I would like to prove the following proposition
$$A \succeq B \Leftrightarrow AB = B$$
For showing $A \succeq B \Rightarrow AB = B$, we have that
$$ \begin{aligned} A-B \succeq 0 &\Rightarrow x^\top (A-B)x \ge 0 \; \forall x \\ &\Rightarrow y^\top(I-A)^\top(A-B)(I-A)y \ge 0 \; \text{for } x = (I-A)y \; \forall y\\ &\Rightarrow y^\top(I-A)^\top B(I-A)y \le 0 \; \forall y \; \text{ as } A(I-A)=0 \\ &\Rightarrow y^\top(I-A)^\top B(I-A)y = 0 \; \forall y \; \text{ as } B \succeq 0\\ &\Rightarrow y^\top(I-A)^\top B^\top B(I-A)y = 0 \; \forall y \; \text{ as } B=B^2=B^\top B \\ &\Rightarrow B(I-A) = 0 \\ &\Rightarrow A^\top B^\top = B^\top \\ &\Rightarrow AB = B \end{aligned} $$
Not sure how to show $A-B\succeq 0 \Leftarrow AB = B$.
For the $\Leftarrow$ direction: Suppose that $AB=B$. Observe that $BA=B^{T}A^{T}=(AB)^{T}=B^{T}=B=AB$. That is, $A$ and B commutes.

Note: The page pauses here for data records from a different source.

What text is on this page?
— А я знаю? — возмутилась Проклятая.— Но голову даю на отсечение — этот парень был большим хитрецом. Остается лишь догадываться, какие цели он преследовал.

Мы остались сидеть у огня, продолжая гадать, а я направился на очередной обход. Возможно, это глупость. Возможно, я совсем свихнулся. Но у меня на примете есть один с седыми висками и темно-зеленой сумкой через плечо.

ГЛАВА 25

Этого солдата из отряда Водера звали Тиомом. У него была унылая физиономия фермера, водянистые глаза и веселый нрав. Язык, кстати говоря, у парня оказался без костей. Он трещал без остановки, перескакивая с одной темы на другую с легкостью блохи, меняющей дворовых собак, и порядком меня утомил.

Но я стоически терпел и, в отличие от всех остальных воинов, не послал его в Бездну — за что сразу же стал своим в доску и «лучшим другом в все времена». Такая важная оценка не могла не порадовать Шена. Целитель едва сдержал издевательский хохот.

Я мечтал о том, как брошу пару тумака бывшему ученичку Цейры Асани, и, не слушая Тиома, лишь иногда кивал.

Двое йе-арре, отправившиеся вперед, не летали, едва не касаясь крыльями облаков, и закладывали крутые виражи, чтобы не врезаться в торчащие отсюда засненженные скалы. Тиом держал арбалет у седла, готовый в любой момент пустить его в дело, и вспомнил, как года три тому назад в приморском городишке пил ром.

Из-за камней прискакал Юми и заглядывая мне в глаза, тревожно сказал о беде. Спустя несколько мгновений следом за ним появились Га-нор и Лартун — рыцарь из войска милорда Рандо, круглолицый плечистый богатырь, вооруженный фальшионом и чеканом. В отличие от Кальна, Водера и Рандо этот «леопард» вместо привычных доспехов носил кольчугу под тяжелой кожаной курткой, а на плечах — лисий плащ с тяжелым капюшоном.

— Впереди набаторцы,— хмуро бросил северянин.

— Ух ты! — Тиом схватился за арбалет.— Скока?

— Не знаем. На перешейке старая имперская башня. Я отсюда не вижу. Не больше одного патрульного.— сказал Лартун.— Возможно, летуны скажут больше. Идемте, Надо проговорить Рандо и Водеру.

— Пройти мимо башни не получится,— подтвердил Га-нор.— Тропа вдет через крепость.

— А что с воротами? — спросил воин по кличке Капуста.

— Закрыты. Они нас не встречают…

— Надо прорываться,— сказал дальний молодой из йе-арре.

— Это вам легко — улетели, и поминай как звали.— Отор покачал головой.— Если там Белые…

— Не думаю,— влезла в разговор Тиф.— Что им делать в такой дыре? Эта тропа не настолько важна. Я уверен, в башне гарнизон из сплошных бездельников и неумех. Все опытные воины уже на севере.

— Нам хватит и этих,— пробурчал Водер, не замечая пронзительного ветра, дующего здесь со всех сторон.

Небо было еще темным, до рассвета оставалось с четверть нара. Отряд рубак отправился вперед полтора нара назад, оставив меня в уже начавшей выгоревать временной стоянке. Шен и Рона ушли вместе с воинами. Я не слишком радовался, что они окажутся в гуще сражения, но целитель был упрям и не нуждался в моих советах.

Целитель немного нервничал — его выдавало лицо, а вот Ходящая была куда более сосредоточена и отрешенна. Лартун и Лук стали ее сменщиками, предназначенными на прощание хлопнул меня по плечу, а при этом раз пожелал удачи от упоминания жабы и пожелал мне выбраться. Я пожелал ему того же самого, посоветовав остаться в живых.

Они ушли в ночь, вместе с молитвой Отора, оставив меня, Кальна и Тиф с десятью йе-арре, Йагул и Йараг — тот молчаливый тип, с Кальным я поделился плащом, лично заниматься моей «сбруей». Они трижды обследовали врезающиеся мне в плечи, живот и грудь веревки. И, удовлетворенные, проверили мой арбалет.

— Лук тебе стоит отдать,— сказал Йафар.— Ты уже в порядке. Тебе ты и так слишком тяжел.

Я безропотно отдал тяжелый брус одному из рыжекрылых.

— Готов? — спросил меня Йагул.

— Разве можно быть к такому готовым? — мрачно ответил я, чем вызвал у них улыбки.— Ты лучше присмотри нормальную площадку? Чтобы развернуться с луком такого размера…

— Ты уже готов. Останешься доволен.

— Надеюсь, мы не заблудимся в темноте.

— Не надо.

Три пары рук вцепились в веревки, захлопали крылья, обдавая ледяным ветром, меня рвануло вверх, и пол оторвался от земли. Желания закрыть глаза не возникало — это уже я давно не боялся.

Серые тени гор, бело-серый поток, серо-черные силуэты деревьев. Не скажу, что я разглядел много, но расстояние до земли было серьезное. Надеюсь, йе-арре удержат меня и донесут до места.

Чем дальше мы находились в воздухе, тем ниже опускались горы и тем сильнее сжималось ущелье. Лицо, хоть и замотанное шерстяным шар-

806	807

Also, $(I-B)^{2}=I-B$. Let $x$ be an arbitrary vector. Consider \begin{eqnarray*} & & \langle(A-B)x,x\rangle\\ & = & \langle A(I-B)x,x\rangle\\ & = & \langle A(I-B)^{2}x,x\rangle\\ & = & \langle(I-B)A(I-B)x,x\rangle\\ & = & \langle A(I-B)x,(I-B)^{T}x\rangle\\ & = & \langle A(I-B)x,(I-B)x\rangle\\ & \geq & 0. \end{eqnarray*} (In the above, $\langle\cdot,\cdot\rangle$ denotes the usual inner product.) Obviously $A-B$ is symmetric. Hence, $A-B$ is positive semi-definite.